Bien que le différend territorial entre les deux adversaires soit historique, Ankara utilise à présent le prétexte de la militarisation des îles du Dodécanèse pour justifier son attitude.

« Ankara vient de réaliser que certaines îles grecques sont militarisées, alors que depuis 50 ans elle ne s’est jamais plainte », a déclaré Encel.

La grande île de Kos, par exemple, abrite une base militaire et un bataillon de commandos grecs. Pour la Turquie, ces facilités violent les dispositions du traité de Lausanne. Pour Athènes, au contraire, c’est une interprétation erronée car, à cette époque, le Dodécanèse était italien et la démilitarisation des îles incombait au gouvernement de Benito Mussolini.
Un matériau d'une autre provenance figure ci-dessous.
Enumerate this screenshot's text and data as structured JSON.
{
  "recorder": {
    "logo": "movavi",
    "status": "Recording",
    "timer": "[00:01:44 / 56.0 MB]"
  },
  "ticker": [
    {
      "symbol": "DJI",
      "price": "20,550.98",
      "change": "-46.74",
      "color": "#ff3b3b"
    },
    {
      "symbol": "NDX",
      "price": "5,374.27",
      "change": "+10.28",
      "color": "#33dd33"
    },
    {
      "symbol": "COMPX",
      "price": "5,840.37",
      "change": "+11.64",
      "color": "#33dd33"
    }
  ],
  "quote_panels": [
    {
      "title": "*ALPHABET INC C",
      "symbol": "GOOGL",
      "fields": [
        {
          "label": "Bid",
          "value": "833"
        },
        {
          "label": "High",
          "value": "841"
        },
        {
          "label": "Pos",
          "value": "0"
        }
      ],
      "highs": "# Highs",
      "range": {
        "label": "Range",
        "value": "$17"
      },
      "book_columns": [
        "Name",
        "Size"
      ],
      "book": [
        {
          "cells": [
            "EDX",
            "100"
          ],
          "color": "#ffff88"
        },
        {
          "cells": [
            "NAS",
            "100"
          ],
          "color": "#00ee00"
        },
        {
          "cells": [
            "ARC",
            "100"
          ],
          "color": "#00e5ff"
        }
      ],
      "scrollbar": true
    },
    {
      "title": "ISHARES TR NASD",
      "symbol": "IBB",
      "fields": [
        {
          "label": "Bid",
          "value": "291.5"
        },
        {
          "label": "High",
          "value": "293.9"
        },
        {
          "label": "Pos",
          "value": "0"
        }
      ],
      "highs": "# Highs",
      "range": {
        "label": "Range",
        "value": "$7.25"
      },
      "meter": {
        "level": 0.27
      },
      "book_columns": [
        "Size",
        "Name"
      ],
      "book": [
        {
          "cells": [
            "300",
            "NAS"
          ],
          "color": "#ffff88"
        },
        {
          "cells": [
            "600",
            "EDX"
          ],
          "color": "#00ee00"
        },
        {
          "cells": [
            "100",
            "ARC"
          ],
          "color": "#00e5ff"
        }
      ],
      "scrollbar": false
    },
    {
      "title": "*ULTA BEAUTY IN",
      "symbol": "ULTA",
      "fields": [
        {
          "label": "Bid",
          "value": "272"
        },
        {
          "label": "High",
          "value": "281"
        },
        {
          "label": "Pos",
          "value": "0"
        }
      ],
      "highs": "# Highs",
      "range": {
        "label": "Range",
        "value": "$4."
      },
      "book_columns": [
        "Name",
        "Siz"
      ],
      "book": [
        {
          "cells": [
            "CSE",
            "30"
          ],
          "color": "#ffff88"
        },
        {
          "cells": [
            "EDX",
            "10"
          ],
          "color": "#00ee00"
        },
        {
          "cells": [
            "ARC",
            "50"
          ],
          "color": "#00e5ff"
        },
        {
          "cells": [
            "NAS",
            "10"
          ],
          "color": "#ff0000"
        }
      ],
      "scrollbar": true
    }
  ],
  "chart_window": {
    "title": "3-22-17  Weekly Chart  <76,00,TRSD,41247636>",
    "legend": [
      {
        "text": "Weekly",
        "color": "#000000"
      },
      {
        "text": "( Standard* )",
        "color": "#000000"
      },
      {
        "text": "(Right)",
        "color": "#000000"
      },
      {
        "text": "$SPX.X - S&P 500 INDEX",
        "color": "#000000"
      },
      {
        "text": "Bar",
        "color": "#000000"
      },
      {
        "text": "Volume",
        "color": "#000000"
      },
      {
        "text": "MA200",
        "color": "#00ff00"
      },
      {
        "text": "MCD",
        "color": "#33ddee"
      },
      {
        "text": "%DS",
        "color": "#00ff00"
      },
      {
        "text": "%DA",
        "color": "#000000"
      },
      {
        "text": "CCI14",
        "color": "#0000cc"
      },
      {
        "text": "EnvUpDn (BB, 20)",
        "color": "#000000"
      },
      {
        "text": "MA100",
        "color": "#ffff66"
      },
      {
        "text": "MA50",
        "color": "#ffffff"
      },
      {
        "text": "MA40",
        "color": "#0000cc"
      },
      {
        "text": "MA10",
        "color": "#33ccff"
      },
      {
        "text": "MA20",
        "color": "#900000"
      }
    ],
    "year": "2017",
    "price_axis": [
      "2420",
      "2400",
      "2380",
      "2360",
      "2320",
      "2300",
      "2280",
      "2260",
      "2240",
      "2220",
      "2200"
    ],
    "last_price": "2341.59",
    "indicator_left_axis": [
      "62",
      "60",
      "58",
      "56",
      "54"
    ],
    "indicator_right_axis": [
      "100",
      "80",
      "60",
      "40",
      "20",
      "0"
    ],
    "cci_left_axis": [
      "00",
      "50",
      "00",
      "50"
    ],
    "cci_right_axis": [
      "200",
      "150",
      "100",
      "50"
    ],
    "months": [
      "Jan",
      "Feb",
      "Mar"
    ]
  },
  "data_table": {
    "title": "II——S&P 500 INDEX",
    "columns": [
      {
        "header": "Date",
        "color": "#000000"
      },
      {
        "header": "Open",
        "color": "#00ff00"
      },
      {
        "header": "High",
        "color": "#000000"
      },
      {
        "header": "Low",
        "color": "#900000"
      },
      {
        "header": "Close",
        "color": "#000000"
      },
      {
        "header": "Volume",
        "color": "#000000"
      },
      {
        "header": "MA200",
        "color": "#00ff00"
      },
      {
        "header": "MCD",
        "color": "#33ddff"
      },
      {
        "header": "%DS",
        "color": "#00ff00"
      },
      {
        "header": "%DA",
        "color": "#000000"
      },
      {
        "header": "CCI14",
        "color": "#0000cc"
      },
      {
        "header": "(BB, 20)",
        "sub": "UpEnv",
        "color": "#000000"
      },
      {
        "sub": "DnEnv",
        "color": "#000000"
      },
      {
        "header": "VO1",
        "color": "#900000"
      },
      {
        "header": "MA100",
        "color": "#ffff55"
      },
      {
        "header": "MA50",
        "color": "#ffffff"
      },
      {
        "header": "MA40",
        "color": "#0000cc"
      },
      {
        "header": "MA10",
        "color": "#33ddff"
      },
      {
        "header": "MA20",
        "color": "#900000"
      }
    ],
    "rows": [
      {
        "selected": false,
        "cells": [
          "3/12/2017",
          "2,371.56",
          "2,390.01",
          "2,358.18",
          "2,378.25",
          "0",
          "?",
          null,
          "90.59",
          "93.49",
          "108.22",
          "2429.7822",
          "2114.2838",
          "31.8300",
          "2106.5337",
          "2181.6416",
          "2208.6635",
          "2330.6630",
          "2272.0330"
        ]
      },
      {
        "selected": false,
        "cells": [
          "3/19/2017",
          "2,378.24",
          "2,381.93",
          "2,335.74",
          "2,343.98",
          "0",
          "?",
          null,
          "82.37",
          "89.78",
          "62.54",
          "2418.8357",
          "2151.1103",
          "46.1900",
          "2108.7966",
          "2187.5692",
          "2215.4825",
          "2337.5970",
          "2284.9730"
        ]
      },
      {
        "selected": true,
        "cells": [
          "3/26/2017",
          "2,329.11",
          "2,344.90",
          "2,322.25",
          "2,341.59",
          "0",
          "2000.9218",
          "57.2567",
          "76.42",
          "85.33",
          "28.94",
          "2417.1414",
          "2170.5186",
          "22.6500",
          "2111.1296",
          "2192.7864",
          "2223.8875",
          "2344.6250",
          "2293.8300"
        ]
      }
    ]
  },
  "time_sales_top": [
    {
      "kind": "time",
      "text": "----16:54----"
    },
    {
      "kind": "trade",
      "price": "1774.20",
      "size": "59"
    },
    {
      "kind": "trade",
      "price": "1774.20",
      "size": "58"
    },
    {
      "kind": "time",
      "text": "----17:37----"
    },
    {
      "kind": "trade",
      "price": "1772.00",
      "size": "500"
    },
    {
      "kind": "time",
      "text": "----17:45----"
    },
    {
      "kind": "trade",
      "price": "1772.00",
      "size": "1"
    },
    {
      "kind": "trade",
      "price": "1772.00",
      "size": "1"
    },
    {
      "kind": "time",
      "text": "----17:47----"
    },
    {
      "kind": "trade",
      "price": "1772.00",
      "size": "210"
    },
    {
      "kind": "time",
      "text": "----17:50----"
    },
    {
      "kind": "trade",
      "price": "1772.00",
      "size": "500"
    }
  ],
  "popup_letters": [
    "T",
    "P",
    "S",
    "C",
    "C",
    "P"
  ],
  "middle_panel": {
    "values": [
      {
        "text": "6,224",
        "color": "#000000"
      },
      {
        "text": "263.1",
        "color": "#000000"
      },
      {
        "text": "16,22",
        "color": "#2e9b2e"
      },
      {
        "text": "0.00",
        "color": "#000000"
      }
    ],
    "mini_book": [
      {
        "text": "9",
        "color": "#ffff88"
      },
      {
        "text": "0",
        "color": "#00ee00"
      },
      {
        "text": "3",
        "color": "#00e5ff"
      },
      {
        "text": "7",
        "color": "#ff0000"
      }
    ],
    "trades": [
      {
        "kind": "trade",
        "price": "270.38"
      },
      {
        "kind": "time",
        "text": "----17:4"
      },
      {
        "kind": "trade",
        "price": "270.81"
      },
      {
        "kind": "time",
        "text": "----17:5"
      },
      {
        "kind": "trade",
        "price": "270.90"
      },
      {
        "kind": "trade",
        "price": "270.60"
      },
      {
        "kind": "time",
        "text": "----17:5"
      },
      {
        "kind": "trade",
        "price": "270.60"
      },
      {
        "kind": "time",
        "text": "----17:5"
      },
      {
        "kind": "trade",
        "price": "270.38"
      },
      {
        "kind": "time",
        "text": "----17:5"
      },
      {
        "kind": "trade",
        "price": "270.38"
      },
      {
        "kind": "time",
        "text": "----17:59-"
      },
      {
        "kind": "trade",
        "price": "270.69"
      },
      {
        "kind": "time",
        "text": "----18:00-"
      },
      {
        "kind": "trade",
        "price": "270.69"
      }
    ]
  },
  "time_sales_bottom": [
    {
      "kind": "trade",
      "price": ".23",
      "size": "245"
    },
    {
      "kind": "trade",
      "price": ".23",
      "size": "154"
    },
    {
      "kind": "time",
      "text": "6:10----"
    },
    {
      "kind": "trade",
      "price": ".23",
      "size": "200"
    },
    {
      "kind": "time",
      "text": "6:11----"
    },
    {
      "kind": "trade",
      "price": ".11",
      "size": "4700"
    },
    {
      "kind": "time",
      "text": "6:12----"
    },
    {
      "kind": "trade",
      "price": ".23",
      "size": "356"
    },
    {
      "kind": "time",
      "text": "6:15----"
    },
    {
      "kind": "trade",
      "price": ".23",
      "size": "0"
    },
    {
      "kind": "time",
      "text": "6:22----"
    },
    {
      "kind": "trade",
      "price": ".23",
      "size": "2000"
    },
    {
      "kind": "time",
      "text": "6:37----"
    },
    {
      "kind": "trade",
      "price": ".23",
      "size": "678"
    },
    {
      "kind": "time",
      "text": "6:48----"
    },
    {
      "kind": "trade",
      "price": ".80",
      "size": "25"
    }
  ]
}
L’archipel a été cédé à la Grèce en 1947, après la convention de Paris.

Ioannis Mazis reconnaît que la situation est vraiment inquiétante. « Mais il est également inacceptable de donner à la Turquie plus de la moitié de la mer Égée pour sauver le gouvernement turc. Le problème est que nous savons que la légitimité est de notre côté, mais Erdogan sait que le pouvoir et la force sont capables de créer la légitimité. En tout cas, l’intention finale est claire : comme Vladimir Poutine, le président turc rêve non seulement de recréer l’ancien empire, mais également de pouvoir exploiter le pétrole et les autres ressources naturelles que contient la plate-forme sous-marine qu’il revendique », a-t-il conclu.